Canadian scientists develop a treatment that could cure ALS

Scientists from the Western University of London, in Ontario (Canada), could have found a cure for Amyotrophic Lateral Sclerosis (THE A). Led by Dr. Michael Strong, they could take this remedy to clinical trials in five years after three decades of work with patients and families.

In a study published in the journal Brain and which has also been echoed by her own Western UniversityStrong explains that the interactions between two proteins They could stop or reverse the death of nerve cells, one of the most distinctive symptoms of this disease.

Specifically, Strong’s team discovered that interacting these two proteins present in nerve cells affected by ALS can stop or reverse the progression of the pathology and what’s more, the team is already capable of making it possible.

Jaime Lafita, promoter of DalecandELA, with Gabia, his tandem partner in the challenge of traveling through Death Valley.

In almost all ALS patients, the protein called TDP-43 is responsible for forming abnormal groups inside cells, causing cell death. In recent years, Strong’s team has discovered the so-called RGNEF, with functions opposite to those of TDP-43. It is a specific fragment of the latter, NF242, that can mitigate the toxic effects of the pathology. When both proteins interact, this toxicity is eliminated.
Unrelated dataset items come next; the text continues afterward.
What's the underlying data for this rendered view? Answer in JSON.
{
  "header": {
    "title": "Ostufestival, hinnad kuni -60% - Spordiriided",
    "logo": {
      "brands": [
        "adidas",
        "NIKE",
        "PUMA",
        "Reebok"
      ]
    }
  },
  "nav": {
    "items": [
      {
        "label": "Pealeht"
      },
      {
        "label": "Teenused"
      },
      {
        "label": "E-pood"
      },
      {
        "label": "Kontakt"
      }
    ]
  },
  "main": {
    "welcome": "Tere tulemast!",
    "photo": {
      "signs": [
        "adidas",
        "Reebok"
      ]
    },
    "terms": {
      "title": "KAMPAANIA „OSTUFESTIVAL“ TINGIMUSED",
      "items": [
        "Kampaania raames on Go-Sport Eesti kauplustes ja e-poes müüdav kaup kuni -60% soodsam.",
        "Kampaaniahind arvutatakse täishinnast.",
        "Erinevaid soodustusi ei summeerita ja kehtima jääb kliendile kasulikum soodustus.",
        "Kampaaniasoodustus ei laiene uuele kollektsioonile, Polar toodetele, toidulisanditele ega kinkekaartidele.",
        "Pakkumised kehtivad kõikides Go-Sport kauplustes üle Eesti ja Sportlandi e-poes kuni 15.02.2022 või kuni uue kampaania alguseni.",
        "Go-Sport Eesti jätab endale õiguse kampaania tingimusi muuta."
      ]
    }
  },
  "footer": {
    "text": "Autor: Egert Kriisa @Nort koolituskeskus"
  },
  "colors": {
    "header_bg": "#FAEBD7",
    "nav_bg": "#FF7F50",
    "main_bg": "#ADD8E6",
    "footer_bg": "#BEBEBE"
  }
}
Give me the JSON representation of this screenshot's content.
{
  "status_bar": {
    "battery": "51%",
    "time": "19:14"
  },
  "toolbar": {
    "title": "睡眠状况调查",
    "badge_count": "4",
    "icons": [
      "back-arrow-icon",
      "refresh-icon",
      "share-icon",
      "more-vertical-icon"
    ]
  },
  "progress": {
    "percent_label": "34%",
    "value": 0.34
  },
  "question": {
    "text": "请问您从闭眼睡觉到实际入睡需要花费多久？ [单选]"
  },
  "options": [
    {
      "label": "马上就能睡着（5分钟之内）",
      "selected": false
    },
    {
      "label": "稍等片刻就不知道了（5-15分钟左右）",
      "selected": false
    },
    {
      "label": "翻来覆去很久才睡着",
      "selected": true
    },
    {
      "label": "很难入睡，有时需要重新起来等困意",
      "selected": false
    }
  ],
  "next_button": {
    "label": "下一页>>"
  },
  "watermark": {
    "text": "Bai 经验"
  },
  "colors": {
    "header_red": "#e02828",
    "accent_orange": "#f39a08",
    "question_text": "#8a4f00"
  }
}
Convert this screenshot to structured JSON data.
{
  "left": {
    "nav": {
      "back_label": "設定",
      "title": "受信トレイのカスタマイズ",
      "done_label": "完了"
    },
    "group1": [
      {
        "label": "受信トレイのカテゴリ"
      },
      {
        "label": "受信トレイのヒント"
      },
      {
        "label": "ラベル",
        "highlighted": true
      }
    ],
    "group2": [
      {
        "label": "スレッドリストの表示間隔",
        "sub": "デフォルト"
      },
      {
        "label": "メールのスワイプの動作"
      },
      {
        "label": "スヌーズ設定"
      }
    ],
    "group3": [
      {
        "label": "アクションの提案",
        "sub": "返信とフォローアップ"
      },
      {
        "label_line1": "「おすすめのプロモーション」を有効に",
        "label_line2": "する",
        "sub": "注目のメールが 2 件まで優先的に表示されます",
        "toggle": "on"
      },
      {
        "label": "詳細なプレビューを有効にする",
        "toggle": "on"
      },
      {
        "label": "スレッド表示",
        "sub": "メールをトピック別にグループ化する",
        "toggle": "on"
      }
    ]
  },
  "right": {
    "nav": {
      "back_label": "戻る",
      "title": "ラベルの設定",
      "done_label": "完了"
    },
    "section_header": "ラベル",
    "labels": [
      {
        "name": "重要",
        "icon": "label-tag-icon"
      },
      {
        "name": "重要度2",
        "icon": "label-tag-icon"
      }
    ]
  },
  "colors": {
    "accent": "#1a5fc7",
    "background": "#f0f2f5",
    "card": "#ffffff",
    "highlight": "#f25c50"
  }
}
“Importantly, this interaction could be key to unlocking a treatment not only for ALS, but also for other conditions related neurological disorders, such as frontotemporal dementia“Strong explained in his university magazine, where he also made it clear that this advance “is a turning point.”

Thanks to the donation of money from a philanthropist, Strong’s team has been able to carry out the research, which has already been tested in various animal species.